Ainsi la première caractéristique de la société démocratique est l'égalité des conditions. Celle-ci n'est pas rigoureusement définie chez Tocqueville. Elle est à la fois un principe et un fait, et ce qu'elle recouvre évolue avec la société démocratique. Plus précisément, l'égalité des conditions est « imaginaire », n'annulant pas l'inégalité économique, mais modifiant l'ensemble des relations entre les hommes, en faisant de l'égalité la norme. Autrement dit, l'égalité des conditions implique l'absence de castes et de classes tout en indiquant qu'elle n'équivaut pas à la suppression de la hiérarchie sociale ou politique. Contrairement à la société aristocratique, aucun des membres de la société démocratique ne subit sa destinée du fait de la position sociale qu'il occupe, et la hiérarchie sociale ne renvoie plus à un ordre social préétabli qui assigne à chacun une place, des droits et des devoirs propres. L'égalité des conditions constitue une autre appréhension de la structure sociale : les positions ne sont certes pas équivalentes, mais elles ne cristallisent pas la totalité de l'existence sociale des individus, ce qui fait que la condition sociale évolue avec la société démocratique (la fortune ou la propriété voient leur rôle se transformer). L'égalité des conditions se redéfinit sans cesse et ne peut se dissocier de la dynamique sociale. Mais plus que d'égalité, il faut parler d'égalisation dans la perspective de l'ordre social démocratique.

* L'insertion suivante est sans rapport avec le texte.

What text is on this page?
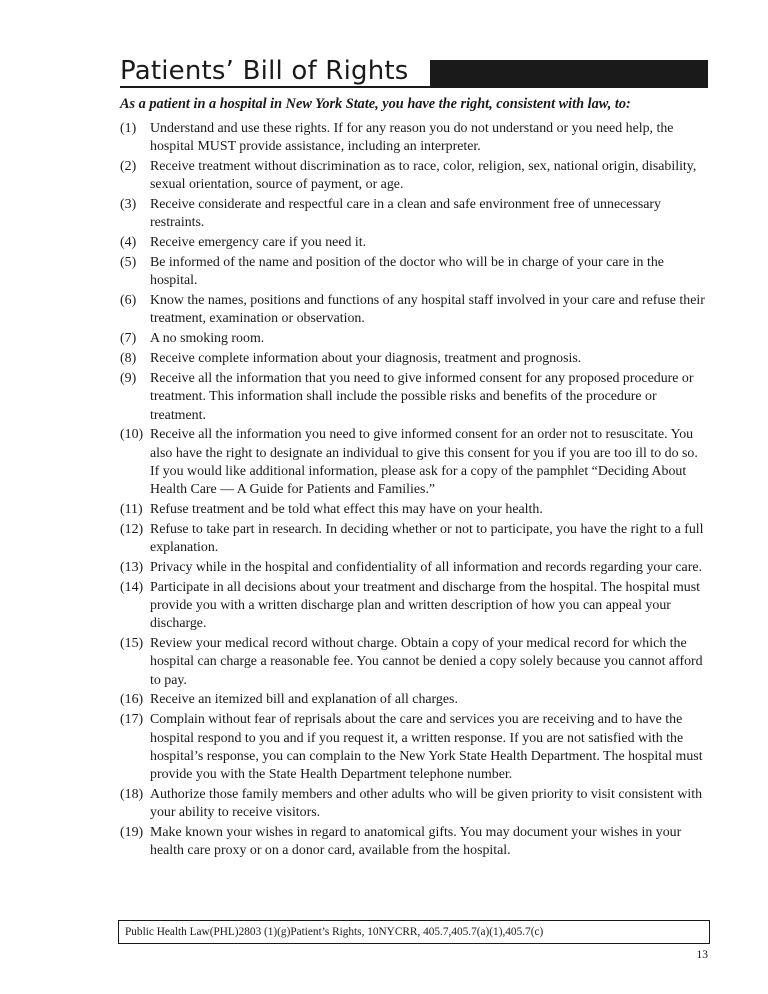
Patients’ Bill of Rights

As a patient in a hospital in New York State, you have the right, consistent with law, to:

(1) Understand and use these rights. If for any reason you do not understand or you need help, the hospital MUST provide assistance, including an interpreter.
(2) Receive treatment without discrimination as to race, color, religion, sex, national origin, disability, sexual orientation, source of payment, or age.
(3) Receive considerate and respectful care in a clean and safe environment free of unnecessary restraints.
(4) Receive emergency care if you need it.
(5) Be informed of the name and position of the doctor who will be in charge of your care in the hospital.
(6) Know the names, positions and functions of any hospital staff involved in your care and refuse their treatment, examination or observation.
(7) A no smoking room.
(8) Receive complete information about your diagnosis, treatment and prognosis.
(9) Receive all the information that you need to give informed consent for any proposed procedure or treatment. This information shall include the possible risks and benefits of the procedure or treatment.
(10) Receive all the information you need to give informed consent for an order not to resuscitate. You also have the right to designate an individual to give this consent for you if you are too ill to do so. If you would like additional information, please ask for a copy of the pamphlet “Deciding About Health Care — A Guide for Patients and Families.”
(11) Refuse treatment and be told what effect this may have on your health.
(12) Refuse to take part in research. In deciding whether or not to participate, you have the right to a full explanation.
(13) Privacy while in the hospital and confidentiality of all information and records regarding your care.
(14) Participate in all decisions about your treatment and discharge from the hospital. The hospital must provide you with a written discharge plan and written description of how you can appeal your discharge.
(15) Review your medical record without charge. Obtain a copy of your medical record for which the hospital can charge a reasonable fee. You cannot be denied a copy solely because you cannot afford to pay.
(16) Receive an itemized bill and explanation of all charges.
(17) Complain without fear of reprisals about the care and services you are receiving and to have the hospital respond to you and if you request it, a written response. If you are not satisfied with the hospital’s response, you can complain to the New York State Health Department. The hospital must provide you with the State Health Department telephone number.
(18) Authorize those family members and other adults who will be given priority to visit consistent with your ability to receive visitors.
(19) Make known your wishes in regard to anatomical gifts. You may document your wishes in your health care proxy or on a donor card, available from the hospital.
Public Health Law(PHL)2803 (1)(g)Patient’s Rights, 10NYCRR, 405.7,405.7(a)(1),405.7(c)
13
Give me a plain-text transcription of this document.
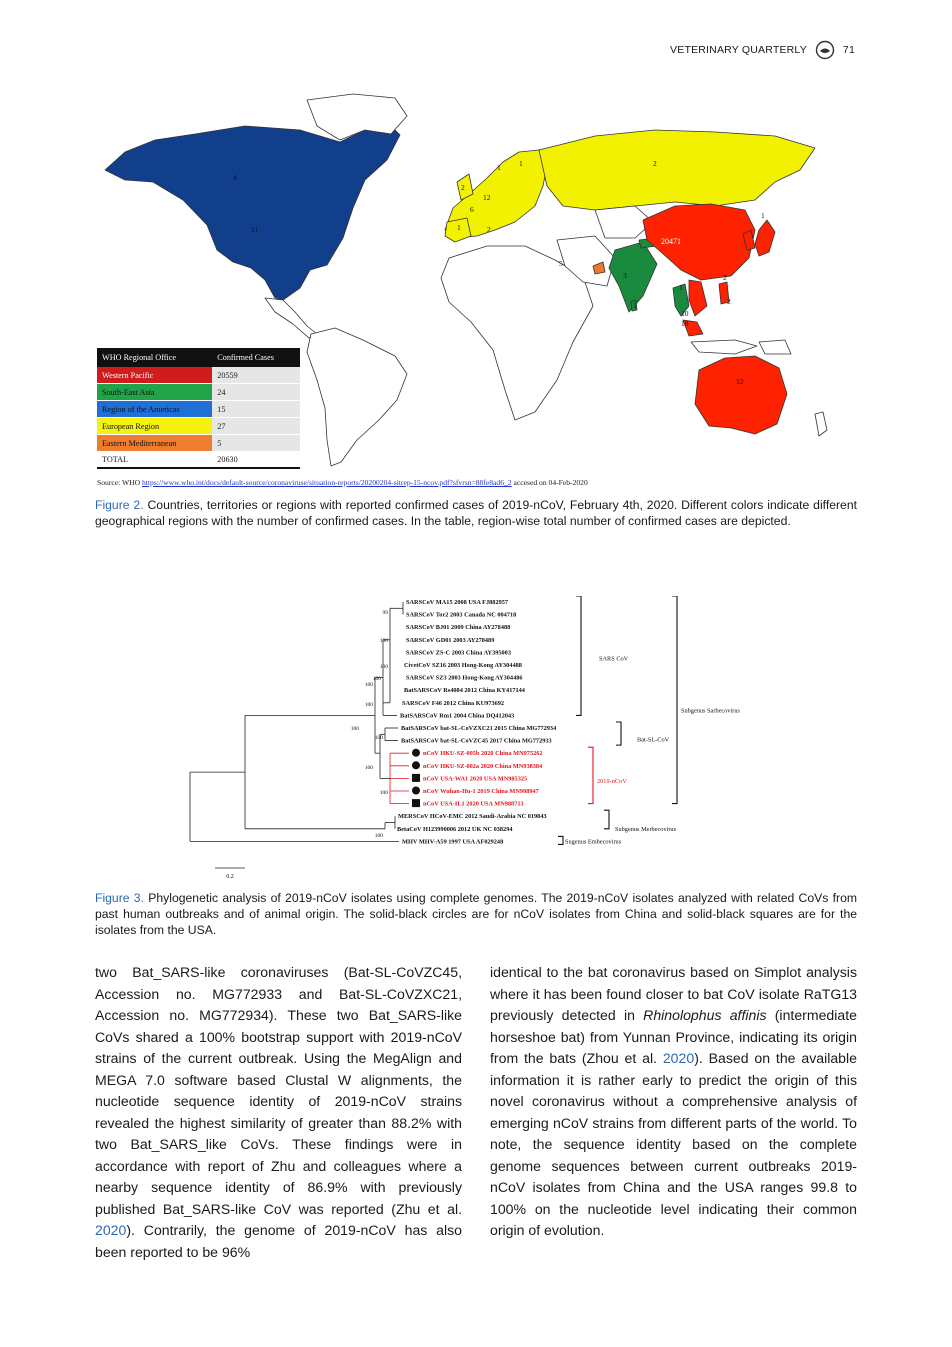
VETERINARY QUARTERLY	71
4
11
1 1	2
6
12
1	2
2
5
20471
3
1
1
2
10
18
12
1
2
WHO Regional Office	Confirmed Cases
Western Pacific	20559
South-East Asia	24
Region of the Americas	15
European Region	27
Eastern Mediterranean	5
TOTAL	20630
Source: WHO https://www.who.int/docs/default-source/coronaviruse/situation-reports/20200204-sitrep-15-ncov.pdf?sfvrsn=88fe8ad6_2 accesed on 04-Feb-2020
Figure 2. Countries, territories or regions with reported confirmed cases of 2019-nCoV, February 4th, 2020. Different colors indicate different geographical regions with the number of confirmed cases. In the table, region-wise total number of confirmed cases are depicted.
SARSCoV MA15 2008 USA FJ882957
SARSCoV Tor2 2003 Canada NC 004718
SARSCoV BJ01 2009 China AY278488
SARSCoV GD01 2003 AY278489
SARSCoV ZS-C 2003 China AY395003
CivetCoV SZ16 2003 Hong-Kong AY304488
SARSCoV SZ3 2003 Hong-Kong AY304486
BatSARSCoV Rs4084 2012 China KY417144
SARSCoV F46 2012 China KU973692
BatSARSCoV Rm1 2004 China DQ412043
BatSARSCoV bat-SL-CoVZXC21 2015 China MG772934
BatSARSCoV bat-SL-CoVZC45 2017 China MG772933
nCoV HKU-SZ-005b 2020 China MN975262
nCoV HKU-SZ-002a 2020 China MN938384
nCoV USA-WA1 2020 USA MN985325
nCoV Wuhan-Hu-1 2019 China MN908947
nCoV USA-IL1 2020 USA MN988713
MERSCoV HCoV-EMC 2012 Saudi-Arabia NC 019843
BetaCoV H123990006 2012 UK NC 038294
MHV MHV-A59 1997 USA AF029248
99
100
100
100
100
100
100
100
100
100
100
SARS CoV
Bat-SL-CoV
2019-nCoV
Subgenus Sarbecovirus
Subgenus Merbecovirus
Sugenus Embecovirus
0.2
Figure 3. Phylogenetic analysis of 2019-nCoV isolates using complete genomes. The 2019-nCoV isolates analyzed with related CoVs from past human outbreaks and of animal origin. The solid-black circles are for nCoV isolates from China and solid-black squares are for the isolates from the USA.
two Bat_SARS-like coronaviruses (Bat-SL-CoVZC45, Accession no. MG772933 and Bat-SL-CoVZXC21, Accession no. MG772934). These two Bat_SARS-like CoVs shared a 100% bootstrap support with 2019-nCoV strains of the current outbreak. Using the MegAlign and MEGA 7.0 software based Clustal W alignments, the nucleotide sequence identity of 2019-nCoV strains revealed the highest similarity of greater than 88.2% with two Bat_SARS_like CoVs. These findings were in accordance with report of Zhu and colleagues where a nearby sequence identity of 86.9% with previously published Bat_SARS-like CoV was reported (Zhu et al. 2020). Contrarily, the genome of 2019-nCoV has also been reported to be 96%
identical to the bat coronavirus based on Simplot analysis where it has been found closer to bat CoV isolate RaTG13 previously detected in Rhinolophus affinis (intermediate horseshoe bat) from Yunnan Province, indicating its origin from the bats (Zhou et al. 2020). Based on the available information it is rather early to predict the origin of this novel coronavirus without a comprehensive analysis of emerging nCoV strains from different parts of the world. To note, the sequence identity based on the complete genome sequences between current outbreaks 2019-nCoV isolates from China and the USA ranges 99.8 to 100% on the nucleotide level indicating their common origin of evolution.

Pour exemple Tocqueville expose la relation qui s'établit entre un maître et son serviteur dans la société démocratique par rapport à celle qui règne dans la société aristocratique. Dans les deux cas il y a inégalité, mais dans l'ancienne société elle est définitive, alors que dans la société moderne elle est libre et temporaire. Libre car c'est un accord volontaire, que le serviteur accepte l'autorité du maître et qu'il y trouve un intérêt. Temporaire parce qu'il y a le sentiment désormais partagé entre le maître et le serviteur qu'ils sont fondamentalement égaux. Le travail les lie par contrat et, une fois celui-ci terminé, ils sont deux membres semblables du corps social. Les situations sociales peuvent être inégalitaires, mais elles ne sont pas attachées aux individus. Ce qui compte c'est l'opinion qu'en ont les membres de la société : ils se sentent et se représentent comme égaux, et le sont comme contractants.
L'égalité des conditions est donc un fait culturel, une construction sociale, une représentation. C'est cette attitude mentale qui fait de l'homme démocratique un homme nouveau, dont les actes sont marqués par ce qui prend l'allure d'une évidence. L'égalité des conditions pour Tocqueville articule ce qui est de l'ordre du principe : absence de distinctions sociales fondées juridiquement, égalité des droits, sentiment collectif de l'égalité néanmoins « égalité imaginaire », car l'égalité civile peut tout de même coexister avec l'inégalité économique ou politique.
Paradoxalement, l'égalité des conditions, en fragilisant toutes les relations hiérarchiques de subordination (entre les maîtres et les serviteurs, les hommes et les femmes, les adultes et les enfants), tend à détruire les liens de dépendance, de protection que le monde aristocratique a pu préserver. Mais pour Tocqueville, il y a quasi équivalence entre la démocratie (au sens politique) et l'égalité des conditions. Il considère que tous les hommes possèdent comme attribut la liberté naturelle, c’est-à-dire la potentialité d'agir librement. La liberté se traduit dans la cité par l'égalité des droits civils et civiques[35]. On fait référence ici à la liberté, c'est-à-dire de ne pas être obligé de faire telle ou telle chose, mais aussi la liberté de prendre part à la vie publique. L'égalité des conditions renvoie à la citoyenneté.